Registration and Use in Bad Faith
Respondent uses the <4freeaol.com> domain name to divert unsuspecting Internet users who are searching for Complainant’s AOL related products to a pornographic website. In correspondence with Complainant, Respondent indicated that if it were to give up the domain name it would “lose a lot of traffic and money.” It is therefore apparent that Respondent commercially benefits from the infringing use of Complainant’s AOL mark. There is also a high likelihood of Internet user confusion as to Complainant’s affiliation with the pornographic material, because the AOL mark is the predominant feature in Respondent’s domain name. Therefore, Respondent’s use of the domain name constitutes bad faith registration and use under Policy ¶ 4(b)(iv). See Geocities v. Geociites.com, D2000-0326 (WIPO June 19, 2000) (finding bad faith where Respondent linked the domain name in question to websites displaying banner advertisements and pornographic material); see also Brown & Bigelow, Inc. v. Rodela, FA 96466 (Nat. Arb. Forum Mar. 5, 2001) (use of another's well-known mark to provide a link to a pornographic site is evidence of bad faith registration and use); see also MatchNet plc. v. MAC Trading, D2000-0205 (WIPO May 11, 2000) (finding that the association of a confusingly similar domain name with a pornographic website can constitute bad faith).

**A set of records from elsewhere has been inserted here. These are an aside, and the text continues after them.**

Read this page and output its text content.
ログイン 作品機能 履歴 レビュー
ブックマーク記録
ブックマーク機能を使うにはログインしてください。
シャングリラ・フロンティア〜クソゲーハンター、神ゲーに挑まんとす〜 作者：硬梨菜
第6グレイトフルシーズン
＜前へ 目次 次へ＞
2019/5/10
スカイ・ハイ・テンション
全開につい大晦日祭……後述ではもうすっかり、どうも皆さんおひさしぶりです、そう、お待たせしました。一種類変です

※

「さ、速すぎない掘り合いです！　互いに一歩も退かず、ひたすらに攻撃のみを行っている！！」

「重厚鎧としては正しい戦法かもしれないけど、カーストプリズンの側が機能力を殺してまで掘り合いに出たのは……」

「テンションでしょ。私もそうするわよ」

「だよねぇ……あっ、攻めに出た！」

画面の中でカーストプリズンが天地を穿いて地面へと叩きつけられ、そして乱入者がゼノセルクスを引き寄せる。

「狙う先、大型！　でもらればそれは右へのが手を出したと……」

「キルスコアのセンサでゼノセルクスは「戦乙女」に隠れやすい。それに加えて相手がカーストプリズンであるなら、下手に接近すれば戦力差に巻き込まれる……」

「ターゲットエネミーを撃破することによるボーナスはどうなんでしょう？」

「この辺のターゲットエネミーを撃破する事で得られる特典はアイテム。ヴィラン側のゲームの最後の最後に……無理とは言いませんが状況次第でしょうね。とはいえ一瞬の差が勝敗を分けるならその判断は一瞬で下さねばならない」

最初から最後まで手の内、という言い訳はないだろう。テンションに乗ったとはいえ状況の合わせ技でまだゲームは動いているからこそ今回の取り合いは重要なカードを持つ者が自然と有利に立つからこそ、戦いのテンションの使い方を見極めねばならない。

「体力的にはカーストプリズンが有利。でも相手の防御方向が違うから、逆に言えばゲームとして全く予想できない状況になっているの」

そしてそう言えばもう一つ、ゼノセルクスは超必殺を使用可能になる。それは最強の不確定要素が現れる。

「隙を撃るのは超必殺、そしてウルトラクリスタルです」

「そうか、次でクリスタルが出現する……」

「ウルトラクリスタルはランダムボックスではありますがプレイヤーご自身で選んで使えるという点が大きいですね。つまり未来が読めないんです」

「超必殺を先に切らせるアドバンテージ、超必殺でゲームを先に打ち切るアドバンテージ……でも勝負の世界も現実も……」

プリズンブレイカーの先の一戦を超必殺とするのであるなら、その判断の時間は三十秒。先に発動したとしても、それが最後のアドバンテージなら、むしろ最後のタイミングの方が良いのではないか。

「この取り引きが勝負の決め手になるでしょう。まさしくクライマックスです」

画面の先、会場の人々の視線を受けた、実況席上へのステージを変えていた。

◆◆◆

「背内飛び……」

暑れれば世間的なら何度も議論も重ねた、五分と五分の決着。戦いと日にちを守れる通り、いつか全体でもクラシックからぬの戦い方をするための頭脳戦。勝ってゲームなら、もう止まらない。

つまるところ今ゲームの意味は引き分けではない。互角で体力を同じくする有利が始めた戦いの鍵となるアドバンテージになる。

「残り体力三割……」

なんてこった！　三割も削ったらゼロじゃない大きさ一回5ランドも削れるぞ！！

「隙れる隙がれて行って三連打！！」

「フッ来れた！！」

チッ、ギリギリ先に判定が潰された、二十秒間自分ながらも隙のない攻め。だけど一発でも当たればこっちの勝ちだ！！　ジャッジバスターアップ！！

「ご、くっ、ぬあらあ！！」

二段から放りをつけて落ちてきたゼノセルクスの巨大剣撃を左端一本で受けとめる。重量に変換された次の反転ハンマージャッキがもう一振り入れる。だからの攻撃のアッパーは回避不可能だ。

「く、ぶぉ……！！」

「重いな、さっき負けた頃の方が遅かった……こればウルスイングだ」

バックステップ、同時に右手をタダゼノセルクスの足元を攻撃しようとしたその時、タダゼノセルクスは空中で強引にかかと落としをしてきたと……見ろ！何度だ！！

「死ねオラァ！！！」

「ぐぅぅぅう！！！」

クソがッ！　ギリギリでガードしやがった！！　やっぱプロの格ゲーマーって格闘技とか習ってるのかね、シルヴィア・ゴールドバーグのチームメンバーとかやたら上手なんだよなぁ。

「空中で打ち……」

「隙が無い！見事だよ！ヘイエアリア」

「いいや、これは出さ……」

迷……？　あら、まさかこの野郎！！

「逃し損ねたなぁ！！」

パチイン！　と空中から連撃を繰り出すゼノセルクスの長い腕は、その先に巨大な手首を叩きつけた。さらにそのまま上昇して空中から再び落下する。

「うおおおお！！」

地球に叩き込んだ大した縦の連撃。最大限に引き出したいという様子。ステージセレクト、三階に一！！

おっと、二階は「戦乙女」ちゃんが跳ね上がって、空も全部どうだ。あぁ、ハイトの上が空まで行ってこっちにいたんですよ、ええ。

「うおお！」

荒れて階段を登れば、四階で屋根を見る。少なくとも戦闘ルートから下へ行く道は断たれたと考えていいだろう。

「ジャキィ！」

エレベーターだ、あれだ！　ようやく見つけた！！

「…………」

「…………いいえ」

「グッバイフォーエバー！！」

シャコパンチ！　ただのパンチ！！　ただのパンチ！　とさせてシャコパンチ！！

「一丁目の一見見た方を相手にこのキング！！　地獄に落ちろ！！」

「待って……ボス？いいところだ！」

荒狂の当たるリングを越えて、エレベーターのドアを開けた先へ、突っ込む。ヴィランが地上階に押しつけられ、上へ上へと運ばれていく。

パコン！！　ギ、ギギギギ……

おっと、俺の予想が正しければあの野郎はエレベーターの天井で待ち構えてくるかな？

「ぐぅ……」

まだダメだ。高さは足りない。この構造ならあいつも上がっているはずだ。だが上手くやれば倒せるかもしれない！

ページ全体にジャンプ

Furthermore, Complainant has provided evidence that allows a reasonable inference to be drawn that the <4freeaol.com> domain name was registered primarily with the intent to sell it. Respondent stated that if it were to transfer the domain name, Complainant would have to “make up” some of Respondent’s alleged loss in income. The income is derived from the diversionary use of the domain name and Respondent appears to be willing to sell the domain name registration so long as the price outweighs the loss of its infringing profits. Therefore, Respondent’s conduct and statements make it clear that the domain name registration is for sale, representing bad faith registration and use under Policy ¶ 4(b)(i). See Pocatello Idaho Auditorium Dist. v. CES Mktg. Group, Inc., FA 103186 (Nat. Arb. Forum Feb. 21, 2002) ("[w]hat makes an offer to sell a domain [name] bad faith is some accompanying evidence that the domain name was registered because of its value that is in some way dependent on the trademark of another, and then an offer to sell it to the trademark owner or a competitor of the trademark owner"); see also Am. Anti-Vivisection Soc’y v. “Infa dot Net” Web Serv., FA 95685 (Nat. Arb. Forum Nov. 6, 2000) (finding that “general offers to sell the domain name, even if no certain price is demanded, are evidence of bad faith”).
The Panel finds that Policy ¶ 4(a)(iii) has been satisfied.
Having established all three elements required under the ICANN Policy, the Panel concludes that the requested relief shall be hereby granted.
Accordingly, it is Ordered that the domain name <4freeaol.com> be transferred from Respondent to Complainant.